For the published author, you go to market your book, connect with readers, and pretty much gain exposure. For me, I come out of each conference with a list of books to read, books that I probably would never pick up if I hadn't spoken with the author. For Newbies like me, I go to build my list of contacts, to talk with the masters and hopefully gain insight on writing and publishing, and to open myself to new opportunities.
Last year at LIM, I was on the Reviewer Panel moderated by Jon Jordan. After the panel (and after a few beers) Jon gave me the chance to review for Crimespree. I had been so nervous about being on a panel that I was almost going to call and cancel, but if I had, I would never have gotten that opportunity. After a few rounds at the bar, authors continued to come up and introduce themselves, saying that they enjoyed what I had to say on the panel. I was thinking, "Why do these people want to talk to me?
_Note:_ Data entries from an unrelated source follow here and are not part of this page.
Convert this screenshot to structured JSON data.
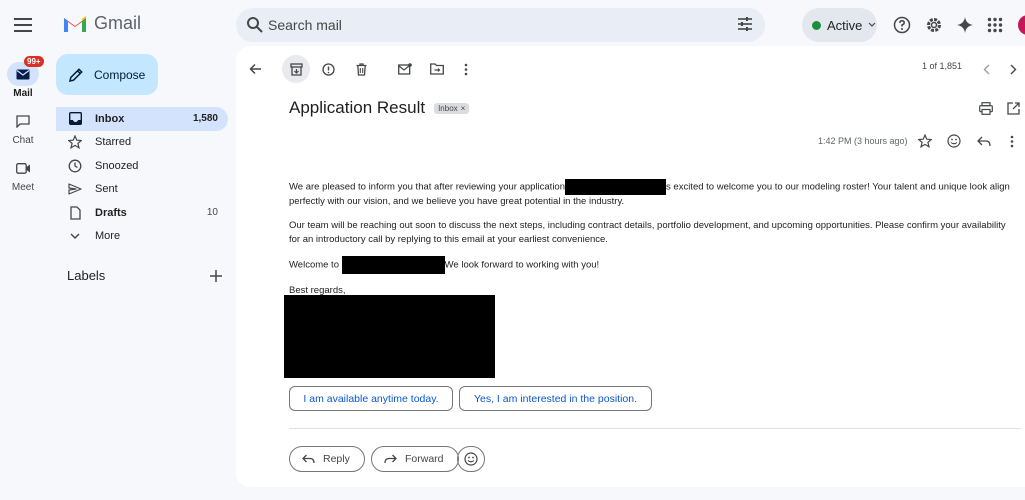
{
  "app": {
    "logo_text": "Gmail",
    "search_placeholder": "Search mail",
    "status_label": "Active",
    "icons": [
      "menu-icon",
      "search-icon",
      "tune-icon",
      "help-icon",
      "settings-icon",
      "gemini-icon",
      "apps-icon"
    ]
  },
  "rail": {
    "items": [
      {
        "label": "Mail",
        "badge": "99+"
      },
      {
        "label": "Chat"
      },
      {
        "label": "Meet"
      }
    ]
  },
  "compose_label": "Compose",
  "nav": [
    {
      "label": "Inbox",
      "count": "1,580"
    },
    {
      "label": "Starred"
    },
    {
      "label": "Snoozed"
    },
    {
      "label": "Sent"
    },
    {
      "label": "Drafts",
      "count": "10"
    },
    {
      "label": "More"
    }
  ],
  "labels_heading": "Labels",
  "toolbar": {
    "pager": "1 of 1,851"
  },
  "email": {
    "subject": "Application Result",
    "chip": "Inbox",
    "time": "1:42 PM (3 hours ago)",
    "p1a": "We are pleased to inform you that after reviewing your application",
    "p1b": "s excited to welcome you to our modeling roster! Your talent and unique look align perfectly with our vision, and we believe you have great potential in the industry.",
    "p2": "Our team will be reaching out soon to discuss the next steps, including contract details, portfolio development, and upcoming opportunities. Please confirm your availability for an introductory call by replying to this email at your earliest convenience.",
    "p3a": "Welcome to",
    "p3b": "We look forward to working with you!",
    "p4": "Best regards,"
  },
  "smart_replies": [
    "I am available anytime today.",
    "Yes, I am interested in the position."
  ],
  "actions": {
    "reply": "Reply",
    "forward": "Forward"
  },
  "colors": {
    "accent": "#0b57d0",
    "compose_bg": "#c2e7ff",
    "selected_bg": "#d3e3fd",
    "badge": "#d93025",
    "active_dot": "#1e8e3e"
  }
}
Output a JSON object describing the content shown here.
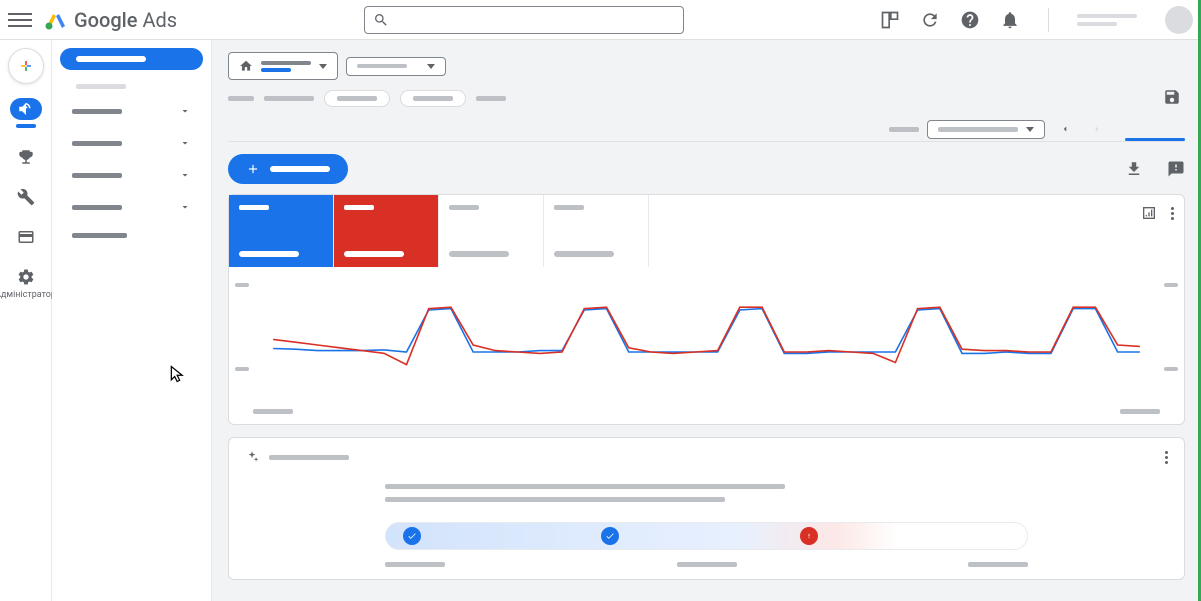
{
  "header": {
    "product_name": "Google",
    "product_suffix": "Ads",
    "search_placeholder": ""
  },
  "left_rail": {
    "admin_label": "Адміністратор"
  },
  "chart_data": {
    "type": "line",
    "x": [
      0,
      1,
      2,
      3,
      4,
      5,
      6,
      7,
      8,
      9,
      10,
      11,
      12,
      13,
      14,
      15,
      16,
      17,
      18,
      19,
      20,
      21,
      22,
      23,
      24,
      25,
      26,
      27,
      28,
      29,
      30,
      31,
      32,
      33,
      34,
      35,
      36,
      37,
      38,
      39
    ],
    "series": [
      {
        "name": "metric_blue",
        "color": "#1a73e8",
        "values": [
          35,
          34,
          32,
          32,
          32,
          33,
          30,
          90,
          92,
          30,
          30,
          30,
          32,
          32,
          90,
          92,
          30,
          30,
          30,
          30,
          30,
          90,
          92,
          28,
          28,
          30,
          30,
          30,
          30,
          90,
          92,
          28,
          28,
          30,
          28,
          28,
          92,
          92,
          30,
          30
        ]
      },
      {
        "name": "metric_red",
        "color": "#d93025",
        "values": [
          48,
          44,
          40,
          36,
          32,
          28,
          12,
          92,
          94,
          40,
          32,
          30,
          28,
          30,
          92,
          94,
          36,
          30,
          28,
          30,
          32,
          94,
          94,
          30,
          30,
          32,
          30,
          28,
          15,
          92,
          94,
          34,
          32,
          32,
          30,
          30,
          94,
          94,
          40,
          38
        ]
      }
    ],
    "ylim": [
      0,
      100
    ]
  },
  "progress": {
    "steps": [
      {
        "pos": 4,
        "state": "check"
      },
      {
        "pos": 35,
        "state": "check"
      },
      {
        "pos": 66,
        "state": "warn"
      }
    ]
  }
}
Who am I?" But I realized that I was a reader and a reviewer and, to my surprise, and important contact for these authors to have. The next day, I had my pitch session with Cherry Weiner. Again, a last minute decision that I hadn't planned to participate in. But a month after she received my manuscript I was signing on the dotted line.
These conferences are what you make of them. You can't expect to sit at the bar nursing a beer and have people come up to you. You have to be confident and outgoing and be open to all opportunites that may come your way. Many aspiring writers think it's only important to talk to agents and editors. They are wrong. Other authors are some of the most important connections to have. They are the ones who will blurb your book when it comes out, they are the ones you may tour with, they are the ones who may vouch for you when their agent or editor has your manuscript. And, above all, most of them know what they're doing. In this market, if you have a book on the shelves, you have to be doing something right.
I'll be on the reviewer panel again at Love is Murder, so I hope to see everyone there. Take my advice, put yourself out there, pitch, talk to people, make contacts. It will pay off in the long run.